What are the inputs and outputs of encoder and decoder?

Following the original meaning of encoder-decoder architecture, both encoder and decoder can receive any kind of data as input and output.

For the context of deep learning, the encoder-decoder architecture is designed for sequence-to-sequence tasks, where the input and output are both variable-length sequences.

Encoder-Decoder architecture. Source: Analytics Yogi

Encoder input:

A sequence of input data $x_{1}, x_{2}, \dots, x_{T}$ of any length, where $T$ is the length of the input sequence. The index $t$ is called the time step in the sequence.

Encoder output:

A fixed-size context vector $c$ that summarizes the information from the entire input sequence. This context vector is passed to the decoder.

Decoder input:

The context vector $c$ from the encoder.
A special start-of-sequence data <SOS> to indicate the beginning of the output sequence.

Decoder output:

Could be a sequence of output data $y_{1}, y_{2}, \dots, y_{T^{'}}$ of any length, where $T^{'}$ is the length of the output sequence, which can be different from $T$ . The last output is a special end-of-sequence data <EOS> to indicate the end of the output sequence.
Could be a single output data $y$ , which can feed itself back to the input sequence as $x_{1}, x_{2}, \dots, x_{T}, y$ to generate the next value step by step until it produces the end-of-sequence <EOS>. This is called autoregression.
Anyway, the final output can be a sequence of data.

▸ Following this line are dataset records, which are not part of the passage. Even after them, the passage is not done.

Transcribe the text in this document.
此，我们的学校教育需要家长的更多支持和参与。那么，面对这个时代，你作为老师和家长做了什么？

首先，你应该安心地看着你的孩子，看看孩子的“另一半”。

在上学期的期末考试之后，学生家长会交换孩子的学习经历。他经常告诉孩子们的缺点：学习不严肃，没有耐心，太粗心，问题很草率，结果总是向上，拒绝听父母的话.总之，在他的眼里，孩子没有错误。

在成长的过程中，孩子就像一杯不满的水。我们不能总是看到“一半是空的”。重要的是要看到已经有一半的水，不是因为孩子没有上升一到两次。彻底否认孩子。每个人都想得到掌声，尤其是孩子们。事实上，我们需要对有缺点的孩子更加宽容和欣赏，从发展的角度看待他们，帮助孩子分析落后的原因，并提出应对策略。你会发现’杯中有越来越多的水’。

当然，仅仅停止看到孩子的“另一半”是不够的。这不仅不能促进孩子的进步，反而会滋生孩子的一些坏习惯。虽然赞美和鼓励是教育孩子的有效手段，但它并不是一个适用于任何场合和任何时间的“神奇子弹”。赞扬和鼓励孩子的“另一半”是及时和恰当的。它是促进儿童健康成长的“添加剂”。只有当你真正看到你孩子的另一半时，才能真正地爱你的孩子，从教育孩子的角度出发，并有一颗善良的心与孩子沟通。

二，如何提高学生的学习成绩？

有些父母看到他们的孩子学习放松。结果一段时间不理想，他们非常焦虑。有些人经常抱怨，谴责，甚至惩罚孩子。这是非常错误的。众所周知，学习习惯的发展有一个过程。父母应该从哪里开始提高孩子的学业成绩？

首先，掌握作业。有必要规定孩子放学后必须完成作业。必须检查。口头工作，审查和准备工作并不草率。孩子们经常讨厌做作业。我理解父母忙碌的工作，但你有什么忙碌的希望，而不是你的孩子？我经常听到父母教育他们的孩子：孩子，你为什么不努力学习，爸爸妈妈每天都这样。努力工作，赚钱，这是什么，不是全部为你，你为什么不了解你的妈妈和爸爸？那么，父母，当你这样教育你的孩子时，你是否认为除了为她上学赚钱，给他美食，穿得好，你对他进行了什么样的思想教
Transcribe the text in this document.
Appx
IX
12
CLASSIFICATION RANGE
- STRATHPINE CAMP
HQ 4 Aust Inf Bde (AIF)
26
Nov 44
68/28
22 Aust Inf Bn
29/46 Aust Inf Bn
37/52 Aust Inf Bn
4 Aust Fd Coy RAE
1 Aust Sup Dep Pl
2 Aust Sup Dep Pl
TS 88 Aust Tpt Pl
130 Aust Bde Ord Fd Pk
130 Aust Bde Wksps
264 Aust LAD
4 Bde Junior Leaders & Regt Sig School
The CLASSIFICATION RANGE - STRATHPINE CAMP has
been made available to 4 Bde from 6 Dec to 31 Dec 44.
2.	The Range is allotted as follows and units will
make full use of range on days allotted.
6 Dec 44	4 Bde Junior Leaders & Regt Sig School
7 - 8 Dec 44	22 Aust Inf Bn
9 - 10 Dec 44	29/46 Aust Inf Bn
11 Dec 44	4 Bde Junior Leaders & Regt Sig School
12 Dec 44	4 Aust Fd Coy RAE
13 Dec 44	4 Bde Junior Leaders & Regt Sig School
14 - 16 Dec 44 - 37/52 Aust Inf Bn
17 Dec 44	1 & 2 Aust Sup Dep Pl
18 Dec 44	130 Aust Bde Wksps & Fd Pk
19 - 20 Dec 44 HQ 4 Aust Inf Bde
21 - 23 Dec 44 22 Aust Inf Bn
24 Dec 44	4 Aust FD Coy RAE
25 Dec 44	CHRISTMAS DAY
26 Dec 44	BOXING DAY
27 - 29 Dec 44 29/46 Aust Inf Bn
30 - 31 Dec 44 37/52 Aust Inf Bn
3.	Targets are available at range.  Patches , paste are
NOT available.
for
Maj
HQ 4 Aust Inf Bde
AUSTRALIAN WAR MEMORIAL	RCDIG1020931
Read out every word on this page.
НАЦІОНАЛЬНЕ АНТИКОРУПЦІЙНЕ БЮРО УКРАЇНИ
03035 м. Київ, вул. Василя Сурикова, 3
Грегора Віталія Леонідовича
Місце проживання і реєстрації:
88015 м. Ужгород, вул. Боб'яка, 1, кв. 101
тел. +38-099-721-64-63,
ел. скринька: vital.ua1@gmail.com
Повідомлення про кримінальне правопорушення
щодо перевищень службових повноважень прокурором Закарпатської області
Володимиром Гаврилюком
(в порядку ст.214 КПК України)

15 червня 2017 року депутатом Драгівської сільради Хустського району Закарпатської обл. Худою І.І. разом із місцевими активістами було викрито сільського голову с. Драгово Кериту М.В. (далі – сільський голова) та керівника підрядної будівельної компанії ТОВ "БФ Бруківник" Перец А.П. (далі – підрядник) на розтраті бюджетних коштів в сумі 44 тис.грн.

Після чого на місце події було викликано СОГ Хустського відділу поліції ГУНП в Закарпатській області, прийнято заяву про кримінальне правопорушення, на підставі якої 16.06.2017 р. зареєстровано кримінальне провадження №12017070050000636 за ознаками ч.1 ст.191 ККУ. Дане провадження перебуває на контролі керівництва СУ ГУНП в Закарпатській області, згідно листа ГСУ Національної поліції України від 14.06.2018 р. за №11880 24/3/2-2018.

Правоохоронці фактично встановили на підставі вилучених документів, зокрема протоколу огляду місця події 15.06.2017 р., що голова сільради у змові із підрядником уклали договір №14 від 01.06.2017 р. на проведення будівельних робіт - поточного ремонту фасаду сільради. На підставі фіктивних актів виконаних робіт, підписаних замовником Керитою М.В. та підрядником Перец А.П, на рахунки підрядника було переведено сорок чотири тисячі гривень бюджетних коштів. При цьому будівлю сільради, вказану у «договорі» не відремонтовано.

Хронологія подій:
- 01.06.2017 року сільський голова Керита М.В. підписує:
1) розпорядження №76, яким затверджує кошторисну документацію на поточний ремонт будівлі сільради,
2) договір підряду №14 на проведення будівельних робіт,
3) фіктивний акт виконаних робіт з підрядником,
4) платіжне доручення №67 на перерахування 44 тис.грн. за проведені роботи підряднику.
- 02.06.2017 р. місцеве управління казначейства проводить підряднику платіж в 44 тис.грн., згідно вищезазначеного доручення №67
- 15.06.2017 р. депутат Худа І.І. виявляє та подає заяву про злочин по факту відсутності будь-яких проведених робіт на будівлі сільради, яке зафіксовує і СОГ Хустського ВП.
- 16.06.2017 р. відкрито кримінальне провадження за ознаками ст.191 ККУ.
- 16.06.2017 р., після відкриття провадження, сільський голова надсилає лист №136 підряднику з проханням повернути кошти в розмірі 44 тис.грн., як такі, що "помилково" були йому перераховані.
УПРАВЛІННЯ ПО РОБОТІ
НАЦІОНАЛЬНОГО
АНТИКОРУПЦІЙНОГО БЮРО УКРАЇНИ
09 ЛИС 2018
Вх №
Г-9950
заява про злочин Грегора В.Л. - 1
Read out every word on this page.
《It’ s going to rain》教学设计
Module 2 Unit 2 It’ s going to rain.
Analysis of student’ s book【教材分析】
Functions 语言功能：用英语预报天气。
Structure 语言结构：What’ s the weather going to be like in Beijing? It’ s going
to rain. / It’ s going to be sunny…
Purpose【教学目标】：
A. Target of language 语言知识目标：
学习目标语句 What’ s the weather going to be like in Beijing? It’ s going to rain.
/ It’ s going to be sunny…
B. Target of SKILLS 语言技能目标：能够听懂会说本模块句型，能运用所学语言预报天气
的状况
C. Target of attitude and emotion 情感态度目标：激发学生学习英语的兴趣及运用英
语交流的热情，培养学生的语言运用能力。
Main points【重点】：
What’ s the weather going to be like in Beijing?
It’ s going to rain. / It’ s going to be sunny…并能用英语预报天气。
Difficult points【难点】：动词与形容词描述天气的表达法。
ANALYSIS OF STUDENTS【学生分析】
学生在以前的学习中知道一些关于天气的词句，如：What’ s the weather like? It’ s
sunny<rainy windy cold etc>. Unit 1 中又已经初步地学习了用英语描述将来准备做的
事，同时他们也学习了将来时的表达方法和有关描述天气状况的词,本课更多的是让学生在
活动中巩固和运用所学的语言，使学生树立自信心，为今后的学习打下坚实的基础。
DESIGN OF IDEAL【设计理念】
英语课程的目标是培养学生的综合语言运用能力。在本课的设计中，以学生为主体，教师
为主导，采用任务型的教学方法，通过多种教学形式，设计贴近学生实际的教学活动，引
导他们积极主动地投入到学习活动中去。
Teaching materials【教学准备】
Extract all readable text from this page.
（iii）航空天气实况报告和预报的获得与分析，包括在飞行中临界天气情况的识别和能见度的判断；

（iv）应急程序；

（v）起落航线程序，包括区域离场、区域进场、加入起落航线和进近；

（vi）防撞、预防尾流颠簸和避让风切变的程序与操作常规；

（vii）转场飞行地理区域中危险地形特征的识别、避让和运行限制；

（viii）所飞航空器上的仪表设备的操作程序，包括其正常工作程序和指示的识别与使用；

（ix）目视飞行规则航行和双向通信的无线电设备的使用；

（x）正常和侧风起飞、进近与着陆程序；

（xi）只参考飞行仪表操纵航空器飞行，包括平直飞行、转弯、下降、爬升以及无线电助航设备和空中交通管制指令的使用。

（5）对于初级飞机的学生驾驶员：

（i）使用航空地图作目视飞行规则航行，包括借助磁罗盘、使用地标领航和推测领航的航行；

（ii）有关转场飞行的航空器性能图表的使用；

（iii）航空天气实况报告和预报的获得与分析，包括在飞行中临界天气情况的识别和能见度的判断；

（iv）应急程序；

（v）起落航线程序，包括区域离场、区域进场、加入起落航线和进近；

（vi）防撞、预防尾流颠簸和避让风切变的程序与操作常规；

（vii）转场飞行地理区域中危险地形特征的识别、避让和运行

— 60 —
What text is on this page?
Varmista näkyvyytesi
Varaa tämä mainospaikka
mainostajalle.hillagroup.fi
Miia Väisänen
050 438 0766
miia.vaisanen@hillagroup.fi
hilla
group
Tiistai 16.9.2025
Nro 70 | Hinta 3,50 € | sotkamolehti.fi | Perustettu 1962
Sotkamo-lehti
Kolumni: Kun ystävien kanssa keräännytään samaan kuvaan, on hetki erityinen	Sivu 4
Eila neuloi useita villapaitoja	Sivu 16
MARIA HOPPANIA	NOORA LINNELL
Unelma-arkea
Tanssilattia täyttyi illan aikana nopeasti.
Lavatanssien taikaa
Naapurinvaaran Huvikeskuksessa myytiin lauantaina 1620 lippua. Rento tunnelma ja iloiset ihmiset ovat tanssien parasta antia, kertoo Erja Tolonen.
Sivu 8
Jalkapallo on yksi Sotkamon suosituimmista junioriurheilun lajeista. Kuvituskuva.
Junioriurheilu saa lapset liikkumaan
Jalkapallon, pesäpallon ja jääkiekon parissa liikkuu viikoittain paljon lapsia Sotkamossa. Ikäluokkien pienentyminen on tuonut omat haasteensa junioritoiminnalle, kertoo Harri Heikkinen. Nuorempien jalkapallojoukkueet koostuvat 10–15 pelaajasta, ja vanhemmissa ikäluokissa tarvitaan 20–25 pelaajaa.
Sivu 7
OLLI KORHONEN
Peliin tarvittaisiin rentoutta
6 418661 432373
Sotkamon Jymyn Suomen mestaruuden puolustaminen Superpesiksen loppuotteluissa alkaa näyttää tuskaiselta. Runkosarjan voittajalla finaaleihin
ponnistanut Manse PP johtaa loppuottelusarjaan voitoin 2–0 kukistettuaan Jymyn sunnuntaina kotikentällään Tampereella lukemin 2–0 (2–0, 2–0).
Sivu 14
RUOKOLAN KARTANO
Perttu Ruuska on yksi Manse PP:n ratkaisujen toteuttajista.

What is the difference between encoder-decoder and autoregression?

Encoder-decoder and autoregression can both receive variable sequences of data as input. However, the model in autoregression can only output one value at a time, but it can autoregressively feed the previously generated output back into itself to generate the next value step by step until it produces the final output. Therefore, autoregression is more of a strategy to extend many-to-one models to output variable-length output sequences.

The decoder in the encoder-decoder architecture can be either many-to-many or many-to-one. If the decoder is many-to-one, it can use autoregression to generate variable-length output sequences. Transformer decoder is an example of many-to-one decoder that uses autoregression to generate output sequences, see AI concept takeaway: Transformer.

What is the architecture of vanilla Encoder-Decoder?

The vanilla Encoder-Decoder architecture uses RNN or LSTM for both encoder and decoder. For example, in LSTM-based encoder-decoder:

Vanilla encoder-decoder architecture using LSTMs. Source: GeeksforGeeks

The encoder LSTMs process the input sequence and use the final hidden state and cell state of the encoder as the context vector. The decoder LSTMs take this context vector as their initial hidden state and cell state to generate the output sequence step by step until they produce the end-of-sequence <EOS>.

What are the applications of encoder-decoder?

The encoder-decoder architecture is used in sequence-to-sequence tasks, including:

Machine Translation: Translating text from one language to another, e.g., English to French.
Text Summarization: Generating a concise summary of a longer text document.
Image Captioning: Generating descriptive captions for images by encoding image features and decoding them into text.
Speech Recognition: Converting spoken language into written text.

References

Sutskever, Ilya, Oriol Vinyals, and Quoc V Le. 2014. “Sequence to Sequence Learning with Neural Networks.” Advances in Neural Information Processing Systems 27.

Vaswani, Ashish, Noam Shazeer, Niki Parmar, Jakob Uszkoreit, Llion Jones, Aidan N Gomez, Łukasz Kaiser, and Illia Polosukhin. 2017. “Attention Is All You Need.” Advances in Neural Information Processing Systems 30.